DMARC published in 'reject' policy, not 'none' or 'quarantine'. This stops attackers spoofing your domain to your own clients. The configuration takes a few weeks of careful work to get right without breaking legitimate mail flow, and it's well worth it.

Sensible mailbox rule auditing. Modern Defender will flag suspicious inbox rules (rules that move messages to RSS Feeds, or auto-forward to external addresses) as soon as they're created. That's how compromises get caught early.

The human controls that matter as much as the technical ones

A culture where clients know to phone the practice to confirm any change of bank details. Not because the practice asked them to in a one-off email two years ago, but because every engagement letter, every signature block, and every payment notification reminds them.

A small habit on the practice side: senior staff don't issue payment instructions by email alone. There's always a second channel - a phone call, a portal upload, a confirmation message.

A clear internal process for staff to escalate anything that feels off. The junior who calls a partner to say 'this email looks weird' is doing more for security than any product. Reward that, not punish it.

When something does go wrong

The first 24 hours matter most. The compromised mailbox should be isolated immediately, the session tokens revoked, the password reset, MFA reset, and all inbox rules audited. Defender's investigation tools will surface most of what was done.

Then the client communication needs to happen quickly. Anyone who received a message from the compromised account during the dwell period should be contacted directly. The temptation to hush it up makes everything worse, both legally and reputationally.

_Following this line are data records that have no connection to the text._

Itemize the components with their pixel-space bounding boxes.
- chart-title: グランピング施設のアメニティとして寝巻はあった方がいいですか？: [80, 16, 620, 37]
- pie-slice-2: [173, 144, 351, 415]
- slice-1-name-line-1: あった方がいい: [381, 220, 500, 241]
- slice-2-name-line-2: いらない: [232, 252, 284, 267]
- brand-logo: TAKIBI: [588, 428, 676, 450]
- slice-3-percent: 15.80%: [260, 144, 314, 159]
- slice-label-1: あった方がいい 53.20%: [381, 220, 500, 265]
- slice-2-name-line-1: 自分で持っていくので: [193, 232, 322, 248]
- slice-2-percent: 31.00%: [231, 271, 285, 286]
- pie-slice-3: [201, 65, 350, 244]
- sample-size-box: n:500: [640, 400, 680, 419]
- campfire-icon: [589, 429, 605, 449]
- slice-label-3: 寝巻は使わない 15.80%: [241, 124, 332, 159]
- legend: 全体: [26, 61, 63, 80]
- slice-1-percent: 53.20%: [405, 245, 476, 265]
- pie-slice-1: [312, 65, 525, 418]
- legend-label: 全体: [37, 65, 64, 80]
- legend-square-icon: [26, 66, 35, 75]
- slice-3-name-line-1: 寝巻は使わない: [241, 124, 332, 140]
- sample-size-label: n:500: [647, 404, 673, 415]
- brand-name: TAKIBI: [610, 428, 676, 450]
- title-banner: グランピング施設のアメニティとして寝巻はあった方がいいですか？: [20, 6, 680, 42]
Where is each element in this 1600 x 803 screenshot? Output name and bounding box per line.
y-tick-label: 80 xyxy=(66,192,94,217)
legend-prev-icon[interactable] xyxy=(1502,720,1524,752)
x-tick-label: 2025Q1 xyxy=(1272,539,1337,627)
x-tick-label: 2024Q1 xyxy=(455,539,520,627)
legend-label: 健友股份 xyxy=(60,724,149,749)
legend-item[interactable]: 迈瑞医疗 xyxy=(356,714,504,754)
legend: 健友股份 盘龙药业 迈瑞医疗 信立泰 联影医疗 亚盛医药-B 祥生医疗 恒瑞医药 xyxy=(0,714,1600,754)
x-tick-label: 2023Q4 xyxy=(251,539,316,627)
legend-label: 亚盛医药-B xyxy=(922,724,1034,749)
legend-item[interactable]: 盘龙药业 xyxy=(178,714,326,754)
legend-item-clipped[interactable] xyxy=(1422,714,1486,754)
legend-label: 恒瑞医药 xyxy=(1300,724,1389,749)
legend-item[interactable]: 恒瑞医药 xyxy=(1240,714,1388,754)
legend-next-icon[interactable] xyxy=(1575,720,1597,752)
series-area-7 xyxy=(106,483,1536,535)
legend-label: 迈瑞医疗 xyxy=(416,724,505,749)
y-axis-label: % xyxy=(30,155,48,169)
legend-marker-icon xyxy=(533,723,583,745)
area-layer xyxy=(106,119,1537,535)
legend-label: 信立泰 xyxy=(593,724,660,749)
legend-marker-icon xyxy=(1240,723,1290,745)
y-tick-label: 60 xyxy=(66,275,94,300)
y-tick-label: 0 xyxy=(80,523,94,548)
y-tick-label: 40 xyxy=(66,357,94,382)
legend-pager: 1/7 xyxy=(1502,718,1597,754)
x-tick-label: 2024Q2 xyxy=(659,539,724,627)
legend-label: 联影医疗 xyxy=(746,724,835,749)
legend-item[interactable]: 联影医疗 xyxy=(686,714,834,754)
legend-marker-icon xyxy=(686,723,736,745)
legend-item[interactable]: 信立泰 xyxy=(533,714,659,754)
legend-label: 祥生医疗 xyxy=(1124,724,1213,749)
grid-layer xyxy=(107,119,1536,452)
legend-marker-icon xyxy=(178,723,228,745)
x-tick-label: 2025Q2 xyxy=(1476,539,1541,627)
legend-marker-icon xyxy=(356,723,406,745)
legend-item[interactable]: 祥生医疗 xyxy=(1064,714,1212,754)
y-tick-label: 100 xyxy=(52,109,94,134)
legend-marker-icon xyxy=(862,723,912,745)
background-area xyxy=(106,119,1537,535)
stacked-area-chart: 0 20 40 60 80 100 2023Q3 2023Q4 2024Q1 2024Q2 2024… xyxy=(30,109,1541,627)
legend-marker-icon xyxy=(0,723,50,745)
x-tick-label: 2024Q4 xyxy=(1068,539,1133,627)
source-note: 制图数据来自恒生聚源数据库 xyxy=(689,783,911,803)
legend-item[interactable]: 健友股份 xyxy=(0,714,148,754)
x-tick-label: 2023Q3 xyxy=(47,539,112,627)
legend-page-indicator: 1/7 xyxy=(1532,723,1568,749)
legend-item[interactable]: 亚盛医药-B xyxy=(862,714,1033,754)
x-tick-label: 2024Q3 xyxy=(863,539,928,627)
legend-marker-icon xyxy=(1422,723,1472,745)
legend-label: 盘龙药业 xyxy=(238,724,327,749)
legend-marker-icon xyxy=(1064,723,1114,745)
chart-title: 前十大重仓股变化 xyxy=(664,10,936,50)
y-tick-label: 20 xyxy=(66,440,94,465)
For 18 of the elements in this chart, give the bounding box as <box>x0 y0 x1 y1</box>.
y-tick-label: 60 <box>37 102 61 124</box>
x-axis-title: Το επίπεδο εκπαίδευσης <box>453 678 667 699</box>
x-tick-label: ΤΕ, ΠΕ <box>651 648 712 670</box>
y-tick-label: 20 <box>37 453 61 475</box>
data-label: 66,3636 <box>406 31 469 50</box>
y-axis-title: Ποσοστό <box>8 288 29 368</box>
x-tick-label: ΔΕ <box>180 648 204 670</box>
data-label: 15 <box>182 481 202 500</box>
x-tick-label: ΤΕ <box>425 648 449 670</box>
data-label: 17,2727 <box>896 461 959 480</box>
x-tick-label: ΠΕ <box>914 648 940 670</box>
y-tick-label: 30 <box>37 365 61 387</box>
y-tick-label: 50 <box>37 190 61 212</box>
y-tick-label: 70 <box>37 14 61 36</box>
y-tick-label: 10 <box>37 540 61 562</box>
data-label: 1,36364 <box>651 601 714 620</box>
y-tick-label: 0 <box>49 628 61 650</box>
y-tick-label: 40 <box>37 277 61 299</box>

The ICO will care if personal data was accessed during the compromise. Most BEC incidents are reportable. A practice-aware partner will know exactly what evidence to preserve and what conversations to have with the regulator.

What good looks like

A practice where every mailbox has strong MFA, every external email has a clear visual marker, every client knows that bank detail changes don't happen by email, and the impersonation protection in Defender is doing its quiet work in the background.

When attacks come - and they will - they don't land. The technology piece is the smaller half. The culture and habit piece is what makes the difference between an attempted attack and a successful one.

The training that actually changes behaviour

Generic security awareness training doesn't move the needle much on BEC. Role-specific training does. A short briefing for senior partners on the patterns attackers use to impersonate them. A short briefing for client services on the bank details rule and how to handle pushback from a client who insists.

Pair it with a simulated phishing programme that uses realistic templates and provides immediate coaching rather than punishment. Over a year, the click rate drops and the report rate rises. That's the metric to track, not the headline 'training completion' number.